En réalité, l’Octroi de mer a pour objectif, comme la TVA, de financer le service public car c’est le rôle de l’impôt.

Il a un rôle économiquexv en exonérant la production locale pour la rendre plus compétitive sur le marché intérieur par rapport aux concurrents importés, taxés plus fortement, mais dans des limites encadrées par Bruxelles.

Enfin, contrairement aux idées reçues, sans reconduction de cette exonération, qui se solderait par la fin de la protection de la production locale, l’Octroi de mer continuerait d’exister, jusqu’à ce que l’Etat Français en décide autrement. Ce dernier représente, en effet, la principale menace pour l’Octroi de mer (afin de renflouer son budget) que l’on impute à tort à Bruxelles.

A qui profite le crime ?

Les autres opposants à l’Octroi de mer sont les distributeurs de l’Hexagone qui veulent ouvrir le marché des DOM (certains se targuent d’avoir obtenu de Bercy la suppression de cette taxexvi) et les importateurs, souvent Békés (sic), critiqués pour leurs marges excessives et qui pourront les accroître encore plus (!) vu qu’ils n’ont aucune obligation de répercuter la suppression de la taxe sur les prix de vente, comme l’a souligné le ministre des finances :

« J’attire l’attention de la Cour sur le fait qu’à l’instar des taux de TVA, il n’existe aucun mécanisme pour imposer que la baisse de ces taux [de l’Octroi de mer] se traduise par une baisse corrélative du niveau des prix sur ces produits ». Réponse du ministre des finances, Bruno Lemaire au rapport de la Cour des comptes sur l’Octroi de mer, 2024)
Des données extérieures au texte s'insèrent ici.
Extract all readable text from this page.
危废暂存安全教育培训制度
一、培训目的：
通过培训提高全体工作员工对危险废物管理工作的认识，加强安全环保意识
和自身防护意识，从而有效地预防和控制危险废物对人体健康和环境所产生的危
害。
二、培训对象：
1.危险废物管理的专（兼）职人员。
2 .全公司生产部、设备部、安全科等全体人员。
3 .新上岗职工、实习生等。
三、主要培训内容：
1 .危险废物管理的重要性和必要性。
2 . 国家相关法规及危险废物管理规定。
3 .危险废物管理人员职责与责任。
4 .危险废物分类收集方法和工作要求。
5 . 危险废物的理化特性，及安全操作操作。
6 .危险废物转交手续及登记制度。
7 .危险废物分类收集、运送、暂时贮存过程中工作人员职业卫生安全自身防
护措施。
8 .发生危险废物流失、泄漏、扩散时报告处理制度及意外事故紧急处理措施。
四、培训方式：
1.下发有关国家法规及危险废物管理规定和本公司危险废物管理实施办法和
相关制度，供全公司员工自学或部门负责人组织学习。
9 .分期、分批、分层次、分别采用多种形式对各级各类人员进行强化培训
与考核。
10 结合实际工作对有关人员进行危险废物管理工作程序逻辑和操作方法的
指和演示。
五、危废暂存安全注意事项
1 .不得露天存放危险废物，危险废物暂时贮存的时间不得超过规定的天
Contrairement aux promesses, les consommateurs ne profiteront pas de cette réforme (!), même si l’Octroi de mer est totalement supprimé sans être remplacé par la TVA nationale. Quoi qu’il arrive, les grandes entreprises en sortiront gagnantes (la TVA leur est aussi restituée, contrairement à l’octroi de mer). Les implications sont énormes : une marge de 1,6 milliard d’euros pourrait être la raison de la campagne virulente contre l’Octroi de mer, attaqués par tous les fronts, même par anbafèy. À titre de rappel, lors de la diminution des taux de TVA dans le secteur de la restauration, les entreprises ont réussi à accroître leurs marges de 3 milliards d’euros (!). Il s’agissait clairement d’un cadeau fiscal offert aux restaurateurs, sans le moindre impact sur les prix, ni sur la création d’emplois.

Le festin 

Les perdants assurés d’une suppression  de l’Octroi de mer seraient le Peuple, appelé (à faire le job qui profitera aux distributeurs et importateurs ?) en tout cas à brûler an kay pou an rat’, les collectivités locales (« un ramassis de corrompus et d’incompétents » ), la production locale (elle « n’existe pas », c’est une arnaque du lobby Béké) et les entreprises qui dépendent de la commande publique (« des parasites ») : un véritable festin ! Tel est le niveau du débat.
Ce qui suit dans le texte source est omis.